Così è andata l'inaugurazione della stagione all’Arena, con la Carmen di George Bizet, nella vecchia edizione con la regia di Franco Zeffirelli, che ha dato per quest’anno un nuovo tocco un po’ pomposo alla scenografia, e che si replicherà ancora tredici volte fino al 28 agosto. Alla prima, gli spalti erano gremiti; questa stagione porta sempre una massa di gente dal mondo: una risorsa che, gestita saggiamente, porterebbe anche a un bilancio attivo ragguardevole, e per adesso comunque porta nella città eccellenti fortune.

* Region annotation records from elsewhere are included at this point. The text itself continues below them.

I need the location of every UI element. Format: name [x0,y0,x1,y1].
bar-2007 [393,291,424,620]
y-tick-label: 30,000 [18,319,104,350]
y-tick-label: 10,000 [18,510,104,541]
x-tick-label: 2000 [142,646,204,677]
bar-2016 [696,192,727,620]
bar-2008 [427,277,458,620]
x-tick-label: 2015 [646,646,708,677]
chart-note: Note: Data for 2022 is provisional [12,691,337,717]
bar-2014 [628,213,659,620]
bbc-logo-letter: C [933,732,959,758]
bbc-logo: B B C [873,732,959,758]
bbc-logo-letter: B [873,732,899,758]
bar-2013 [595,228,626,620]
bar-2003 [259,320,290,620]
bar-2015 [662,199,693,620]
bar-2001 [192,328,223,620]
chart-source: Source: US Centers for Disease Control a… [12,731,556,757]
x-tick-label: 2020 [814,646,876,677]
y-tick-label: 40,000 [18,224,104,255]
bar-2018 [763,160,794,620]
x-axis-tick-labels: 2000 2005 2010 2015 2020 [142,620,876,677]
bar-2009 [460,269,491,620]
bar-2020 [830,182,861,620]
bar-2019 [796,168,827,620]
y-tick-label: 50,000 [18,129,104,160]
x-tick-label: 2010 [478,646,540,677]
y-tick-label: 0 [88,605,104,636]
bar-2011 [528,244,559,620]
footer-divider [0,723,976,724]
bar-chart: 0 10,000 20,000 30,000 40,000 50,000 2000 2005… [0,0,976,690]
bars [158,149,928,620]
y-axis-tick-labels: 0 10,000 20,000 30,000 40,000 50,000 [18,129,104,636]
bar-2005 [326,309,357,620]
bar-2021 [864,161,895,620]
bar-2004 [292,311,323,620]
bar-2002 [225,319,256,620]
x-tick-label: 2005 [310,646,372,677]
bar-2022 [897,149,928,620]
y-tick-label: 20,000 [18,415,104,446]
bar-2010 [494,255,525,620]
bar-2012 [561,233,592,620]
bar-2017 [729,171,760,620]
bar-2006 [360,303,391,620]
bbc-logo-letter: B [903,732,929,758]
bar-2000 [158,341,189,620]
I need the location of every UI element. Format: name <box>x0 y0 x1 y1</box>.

Alla Carmen si intrecciano le diciassette recite di Aida, nel glorioso allestimento ripreso dal 1913, che resta uno dei più concreti e più felici contributi all'arte di Giuseppe Verdi; da fine mese lungo tutto agosto vedremo e ascolteremo anche Turandot, Il barbiere di Siviglia e Tosca.

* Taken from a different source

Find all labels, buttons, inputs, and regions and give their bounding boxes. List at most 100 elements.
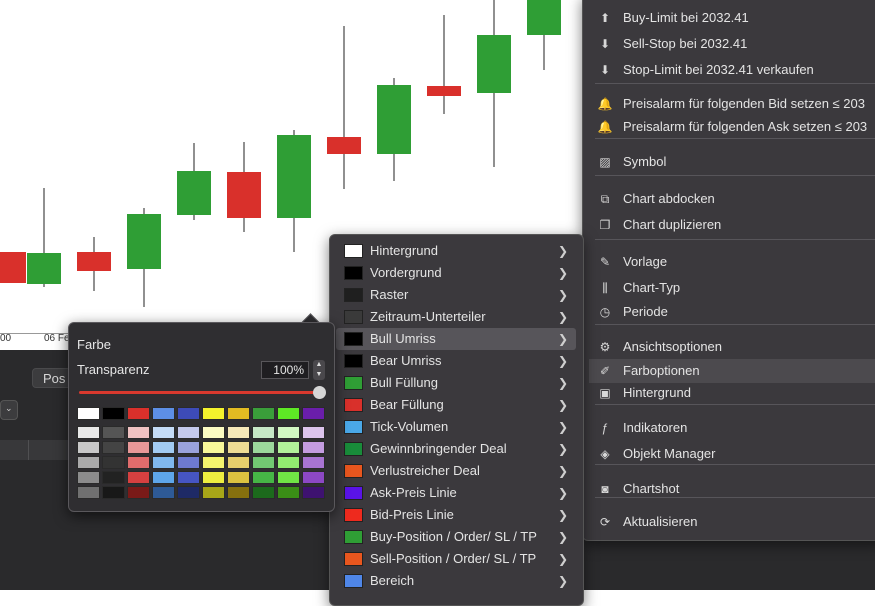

Carmen prometteva piuttosto bene. Affidata alla direzione di Placido Domingo, garantiva una lunga esperienza non sul podio ma nella partitura. Domingo fra i suoi meriti straordinari di tenore, ha quelli accumulati proprio in questo spartito: quando intona, disperato, «Ma Carmen, ma Carmen, adoreé», dopo averla ammazzata, nell’esecuzione diretta dal grande Carlos Kleiber, ci regala uno dei più misteriosi e intensi momenti di psicologia e d’arte che si possano vivere. Da direttore, insegue con prudenza e una quantità di gesti l’immagine di quello che potrebbe essere il Domingo grande direttore di domani. Forse se si lasciasse un po’ più andare, riuscirebbe a trascinare di più; comunque, tiene i solisti e le masse con bravura professionale.

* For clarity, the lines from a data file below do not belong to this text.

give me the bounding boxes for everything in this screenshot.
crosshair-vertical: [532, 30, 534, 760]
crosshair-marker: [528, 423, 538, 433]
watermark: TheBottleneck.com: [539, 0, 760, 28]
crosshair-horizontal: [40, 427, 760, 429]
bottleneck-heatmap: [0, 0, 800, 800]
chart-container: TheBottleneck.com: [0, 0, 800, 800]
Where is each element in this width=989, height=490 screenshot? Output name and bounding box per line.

Lo spettacolo, che qualche anno fa era nato con una grande propulsione, e sotto la malia della protagonista Denyce Graves, sembra avere perso spinta e motivazioni. Qualcuno, nella compagnia riesce comunque a calamitare su di sé l'attenzione: il caso di Irina Lungu, Micaela, che oltretutto canta nitidamente la parte senza quella grazia melensa che le viene spesso appiccicata. Carmen, Nancy Fabiola Herrera, è un’interprete interessante: voce sensuale, però non sfrontata, raccolta in un “legato” adatto all’eleganza francese e alla seduzione universale, si muove bene in scena, dice bene le frasi parlate conservate in quest’edizione, e potrebbe darci eccellenti sorprese in una regia impostata su di lei. Marco Berti, Don José, continua a far ammirare la sua voce di tenore, e a far rimpiangere che generalmente, come anche l’altra sera, non vada oltre questo. All’uscita, qualcuno richiama l’antico proverbio consolatorio creato per le spose.

«Stagione bagnata, stagione fortunata».